Sebenarnya, apa yang menjadi alasan bahwa sebagian manusia lebih pantas hidup bahagia dan makmur dibanding dengan manusia yang lainya?

Mungkin itu pertanyaan yang tak harus dijawab, tapi itu harus kita renungkan sebagai manusia. Kaum miskin itu merasakan kegelisahan dan kesengsaraan, yah… saya merasakan itu dan hal semacam itu adalah fitrah manusia, yaitu merasakan apa yang orang lain rasakan, karna kita sama sama manusia. Saya hanya ingin mengatakan kultur kita adalah kultur feodal. Kita tidak bisa lepas dari yang namanya feodalisme. Warisan yang diturunkan oleh para kompeni belanda yang menikmati kesengsaraan warga pribumi pada masa penjajahan.

Iyah… Belanda memang sudah pergi, tapi sistemnya masih kita anut dan saya rasakan itu. Perbedaan feodalisme dulu itu membedakan antara kaum pemodal dan kaum buruh (miskin), dan sekarang kita pakai itu untuk membedakan orang miskin dan orang elit serta menikmati tontonan dari kesengsaraan kaum miskin dari bangsanya sendiri. Seolah kita kita berfikir kaum miskin tidak patut untuk bahagia dan dihormati.

Kita hanya dituntut untuk hormat kepada orang yang punya modal (Uang), selama orang itu punya uang yang melimpah maka hormatilah mereka. Feodalisme bukan hanya berbicara tentang tuan tanah dan buruh tani, tapi dengan definisi yang lebih abstrak dan luas, feodalisme adalah tatanan masyarakat yang hirarkis, membedakan antara yang miskin dan yang elit. Memang tak semua elit itu feodal, tapi sebagian ada yang seperti itu dan saya merasakannya.

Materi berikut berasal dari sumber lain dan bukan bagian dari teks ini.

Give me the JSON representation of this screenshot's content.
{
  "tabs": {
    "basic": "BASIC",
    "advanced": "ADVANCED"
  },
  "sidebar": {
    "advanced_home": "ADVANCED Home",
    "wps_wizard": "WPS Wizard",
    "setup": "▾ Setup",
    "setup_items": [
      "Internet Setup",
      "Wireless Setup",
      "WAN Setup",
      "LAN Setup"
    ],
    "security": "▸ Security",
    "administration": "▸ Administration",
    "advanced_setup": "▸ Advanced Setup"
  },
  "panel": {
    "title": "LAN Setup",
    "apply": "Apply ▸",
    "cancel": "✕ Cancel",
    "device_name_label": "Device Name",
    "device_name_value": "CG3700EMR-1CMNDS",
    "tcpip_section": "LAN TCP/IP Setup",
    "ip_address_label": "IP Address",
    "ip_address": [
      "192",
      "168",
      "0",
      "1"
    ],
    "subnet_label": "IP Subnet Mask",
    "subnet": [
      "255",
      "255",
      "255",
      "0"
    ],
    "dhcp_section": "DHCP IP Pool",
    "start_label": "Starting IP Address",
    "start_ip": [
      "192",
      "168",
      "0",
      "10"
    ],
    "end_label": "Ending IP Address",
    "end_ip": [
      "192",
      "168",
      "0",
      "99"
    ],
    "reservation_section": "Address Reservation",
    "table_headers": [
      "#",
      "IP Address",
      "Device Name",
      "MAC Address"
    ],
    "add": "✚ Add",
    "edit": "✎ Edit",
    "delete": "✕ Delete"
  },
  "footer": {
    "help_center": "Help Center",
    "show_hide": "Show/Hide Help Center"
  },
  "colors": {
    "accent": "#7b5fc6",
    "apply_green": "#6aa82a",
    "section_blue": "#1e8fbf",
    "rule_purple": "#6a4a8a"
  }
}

Kaum miskin ditindas oleh bangsanya sendiri, lewat kebijakan dan perilaku sehari-hari. Peradaban macam apa yang kita dapat jika kita berfikir sebagian manusia lebih pantas bahagia dan dihormati karna dia punya uang?

Apakah si miskin tak pantas bahagia karna dia tak punya uang?

Apakah dia tidak pantas bahagia karna dia bodoh dan tak sekolah?

Atau dia tak pantas dihormati karna dia bukan bagian dari para elit?

Dengan semiotik yang tajam, kita dapat merasakan dan menjabarkan itu. Manusia harus dihargai bukan karna dia sekolah tinggi, bukan dia punya harta banyak, bukan dia seorang yang punya yang punya jabatan. Kita menghormati manusia karna dia adalah manusia, setiap manusia butuh pengakuan dan penghormatan terlepas dia siapa. Hakikatnya manusia itu butuh dihargai, itu yang ada dalam ilmu psikologi yang dikatakan oleh Freud, tokoh dari aliran psikoanalitik.

Perjuangan kaum miskin tentu berbeda dengan kaum elit. Si miskin berjuang dengan sekuat tenaga untuk hidup besok, berbeda dengan kaum elit, mereka berjuang untuk menggandakan harta simpanannya dengan dijadikan modal. Kaum miskin selalu tertekan oleh keadaan, apakah hal macam ini bisa kita sebut takdir?

Sebagian orang mungkin berfikir ini adalah takdir. Tidak!, Ini bukanlah takdir semata. Ini adalah permainan tak terlihat dari sebagian orang, sebagaimana meminjam istilah dari Adam Smith ini semacam invisible hand (tangan tak terlihat).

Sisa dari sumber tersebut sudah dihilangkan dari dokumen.